La repressione contro i dimostranti che in Myanmar da settimane protestano contro il golpe militare diventa sempre più violenta, il Venezuela è ormai un paese alla deriva (suggerisco di dare un’occhiata al webinar «sul laboratorio del populismo sudamericano» organizzato ieri sera dalla Fondazione PER: 👉 https://www.radioradicale.it/scheda/631039) e anche in Bielorussia l’opposizione non se la passa bene.
Come ha scritto di recente Dan Peleschuk per la World Politics Review, dopo l’ondata di energia che ha investito il paese in seguito alle elezioni dello scorso anno, il movimento di opposizione al presidente bielorusso Alexander Lukashenko è ora in difficoltà.
Sia l’America che l’Unione europea hanno imposto sanzioni al regime e gli Stati Uniti hanno preso di mira 4 istituzioni e 40 individui per il loro ruolo nelle controverse elezioni presidenziali e la conseguente repressione dei manifestanti attuata dal governo. Tuttavia, la UE appare immobile, incerta «su come procedere con una risposta diplomatica», scrive Peleschuk.

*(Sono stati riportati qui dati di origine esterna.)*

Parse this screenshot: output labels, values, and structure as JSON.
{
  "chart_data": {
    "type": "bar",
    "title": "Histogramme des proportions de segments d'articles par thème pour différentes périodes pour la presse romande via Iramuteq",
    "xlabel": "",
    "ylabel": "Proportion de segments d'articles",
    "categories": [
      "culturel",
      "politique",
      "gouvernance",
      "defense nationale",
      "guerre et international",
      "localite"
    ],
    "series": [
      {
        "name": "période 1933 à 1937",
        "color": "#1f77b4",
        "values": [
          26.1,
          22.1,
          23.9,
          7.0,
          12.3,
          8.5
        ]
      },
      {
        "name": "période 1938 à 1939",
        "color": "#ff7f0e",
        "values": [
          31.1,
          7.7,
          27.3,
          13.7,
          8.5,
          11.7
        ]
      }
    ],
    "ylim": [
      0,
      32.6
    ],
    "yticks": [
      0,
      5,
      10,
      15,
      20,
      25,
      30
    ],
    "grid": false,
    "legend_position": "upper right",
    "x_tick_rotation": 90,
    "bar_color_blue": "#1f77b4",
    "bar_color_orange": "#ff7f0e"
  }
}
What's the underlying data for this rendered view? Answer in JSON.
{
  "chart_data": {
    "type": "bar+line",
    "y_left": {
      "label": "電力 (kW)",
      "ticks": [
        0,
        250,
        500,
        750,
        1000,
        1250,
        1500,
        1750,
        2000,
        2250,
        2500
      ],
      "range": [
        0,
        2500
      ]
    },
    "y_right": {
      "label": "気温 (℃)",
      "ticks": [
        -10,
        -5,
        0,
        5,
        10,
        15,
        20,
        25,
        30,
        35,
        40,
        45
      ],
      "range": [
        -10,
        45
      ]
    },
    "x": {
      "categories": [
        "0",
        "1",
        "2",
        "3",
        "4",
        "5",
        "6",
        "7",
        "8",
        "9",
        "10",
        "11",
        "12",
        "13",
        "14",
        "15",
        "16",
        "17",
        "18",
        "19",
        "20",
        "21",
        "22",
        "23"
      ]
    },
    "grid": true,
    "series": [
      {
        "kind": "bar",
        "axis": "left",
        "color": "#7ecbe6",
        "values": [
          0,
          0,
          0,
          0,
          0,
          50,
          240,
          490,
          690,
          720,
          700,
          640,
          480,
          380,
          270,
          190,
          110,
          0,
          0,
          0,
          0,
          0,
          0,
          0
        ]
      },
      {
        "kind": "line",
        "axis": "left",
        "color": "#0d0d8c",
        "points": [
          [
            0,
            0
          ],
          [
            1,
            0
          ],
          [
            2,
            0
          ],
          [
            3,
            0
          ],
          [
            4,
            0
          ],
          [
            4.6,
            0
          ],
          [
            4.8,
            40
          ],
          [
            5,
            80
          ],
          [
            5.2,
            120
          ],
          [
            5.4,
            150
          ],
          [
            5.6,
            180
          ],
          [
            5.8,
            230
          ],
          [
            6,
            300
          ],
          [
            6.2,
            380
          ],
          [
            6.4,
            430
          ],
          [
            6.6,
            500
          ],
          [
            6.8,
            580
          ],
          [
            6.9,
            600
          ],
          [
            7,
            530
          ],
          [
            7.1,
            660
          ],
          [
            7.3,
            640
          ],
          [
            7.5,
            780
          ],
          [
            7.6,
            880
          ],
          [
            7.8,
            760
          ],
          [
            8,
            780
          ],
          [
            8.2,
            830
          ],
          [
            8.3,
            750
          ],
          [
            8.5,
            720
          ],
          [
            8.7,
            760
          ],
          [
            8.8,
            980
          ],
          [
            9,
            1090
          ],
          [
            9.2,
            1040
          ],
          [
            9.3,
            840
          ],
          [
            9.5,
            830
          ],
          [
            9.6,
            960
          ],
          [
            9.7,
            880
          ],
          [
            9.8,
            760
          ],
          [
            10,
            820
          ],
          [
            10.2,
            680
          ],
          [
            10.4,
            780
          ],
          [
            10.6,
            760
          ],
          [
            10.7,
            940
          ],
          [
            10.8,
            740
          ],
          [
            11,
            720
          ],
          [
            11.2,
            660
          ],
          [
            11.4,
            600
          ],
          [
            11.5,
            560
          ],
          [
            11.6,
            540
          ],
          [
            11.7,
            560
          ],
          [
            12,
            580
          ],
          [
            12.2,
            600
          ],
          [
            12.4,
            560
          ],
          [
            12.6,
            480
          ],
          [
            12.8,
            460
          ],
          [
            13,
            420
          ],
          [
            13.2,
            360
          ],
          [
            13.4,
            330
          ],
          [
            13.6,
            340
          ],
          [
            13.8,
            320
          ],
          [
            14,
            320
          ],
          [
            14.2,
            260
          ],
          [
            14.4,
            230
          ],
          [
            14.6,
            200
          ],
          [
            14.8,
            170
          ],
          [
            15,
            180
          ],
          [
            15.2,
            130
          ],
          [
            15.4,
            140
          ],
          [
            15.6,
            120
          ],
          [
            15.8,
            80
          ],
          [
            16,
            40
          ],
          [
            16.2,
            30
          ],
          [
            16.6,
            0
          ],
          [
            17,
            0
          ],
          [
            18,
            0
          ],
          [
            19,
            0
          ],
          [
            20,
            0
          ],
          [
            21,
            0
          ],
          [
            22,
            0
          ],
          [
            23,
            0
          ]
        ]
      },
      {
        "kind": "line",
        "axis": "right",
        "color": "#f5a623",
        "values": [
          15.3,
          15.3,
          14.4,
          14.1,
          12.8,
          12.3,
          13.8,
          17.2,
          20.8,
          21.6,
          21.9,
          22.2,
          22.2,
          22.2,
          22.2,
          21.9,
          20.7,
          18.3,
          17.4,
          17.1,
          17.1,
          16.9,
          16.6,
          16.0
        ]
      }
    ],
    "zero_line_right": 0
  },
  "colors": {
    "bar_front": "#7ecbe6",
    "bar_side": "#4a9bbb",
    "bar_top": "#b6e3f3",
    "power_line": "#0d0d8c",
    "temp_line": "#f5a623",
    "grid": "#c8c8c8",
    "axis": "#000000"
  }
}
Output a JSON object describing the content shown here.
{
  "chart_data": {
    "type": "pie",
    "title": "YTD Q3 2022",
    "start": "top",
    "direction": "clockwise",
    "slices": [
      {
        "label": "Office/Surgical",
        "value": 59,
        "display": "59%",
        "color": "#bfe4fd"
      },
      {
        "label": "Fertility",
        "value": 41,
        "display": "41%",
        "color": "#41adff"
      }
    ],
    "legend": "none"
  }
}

Su The Conversation, Jennifer Mathers scrive che gli attivisti stanno cercando sostegno sia all’interno del paese che all’esterno; questa è la strategia che, in una recente intervista, ha delineato Svetlana Tikhanovsksaya, l’avversaria di Lukashenko alle elezioni della scorsa estate, che ha lasciato il paese per sfuggire alle minacce.

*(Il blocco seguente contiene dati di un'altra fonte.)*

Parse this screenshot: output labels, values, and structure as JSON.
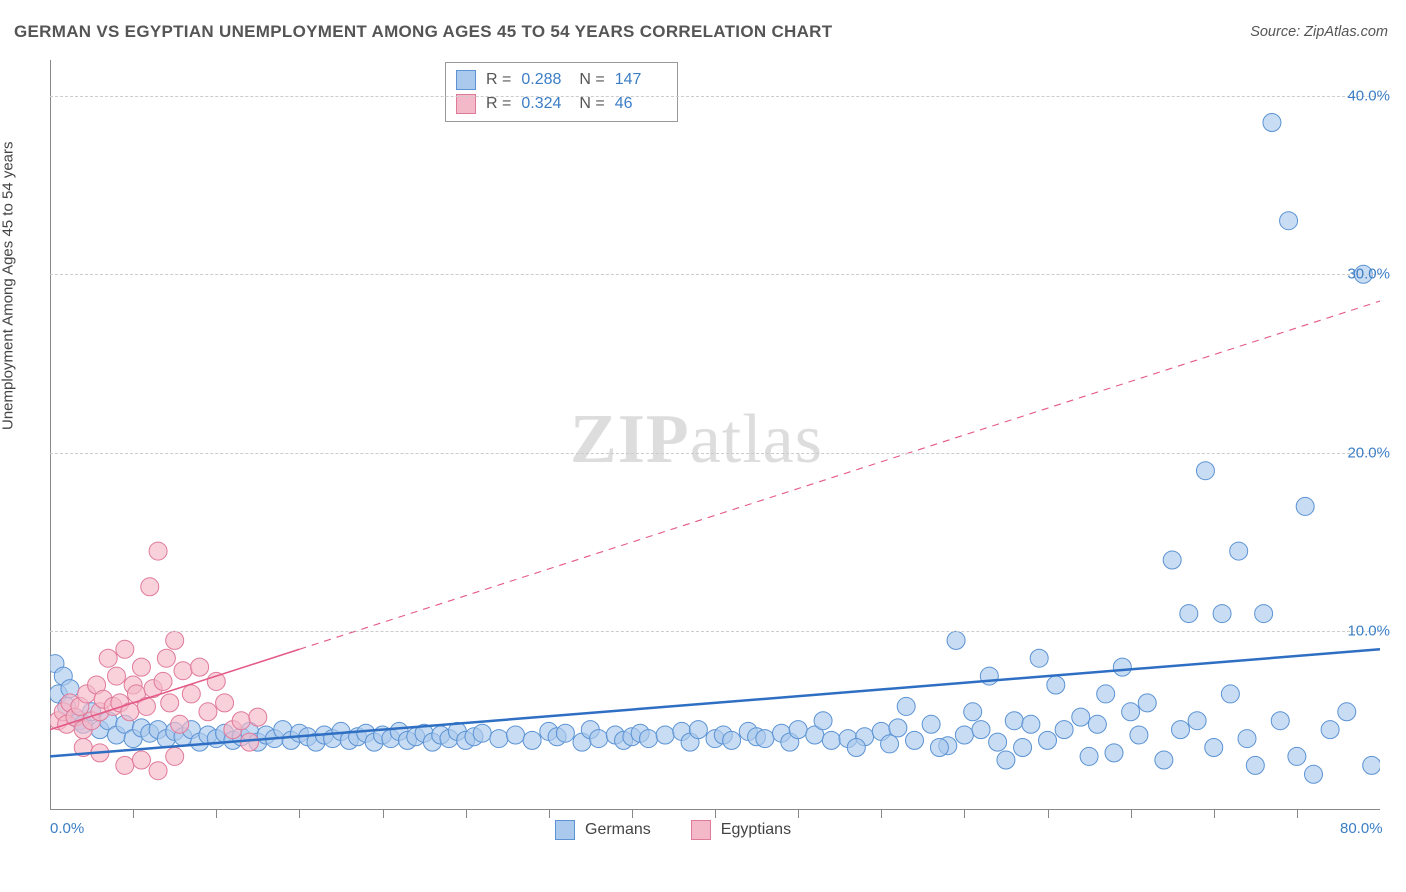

Un sostegno più che mai necessario se si considera che la Russia sembra interessata a mantenere Lukashenko in sella e che la prospettiva di un intervento militare russo è il «garante di ultima istanza» del dittatore bielorusso. Il che spiega gli sforzi di Tikhanovskaya per mantenere la Bielorussia al centro dell’attenzione mondiale. Se vuole convincere Lukashenko a lasciare (e far sì che la Russia lo permetta), scrive Mathers, «l’opposizione bielorussa deve poter contare su amici potenti».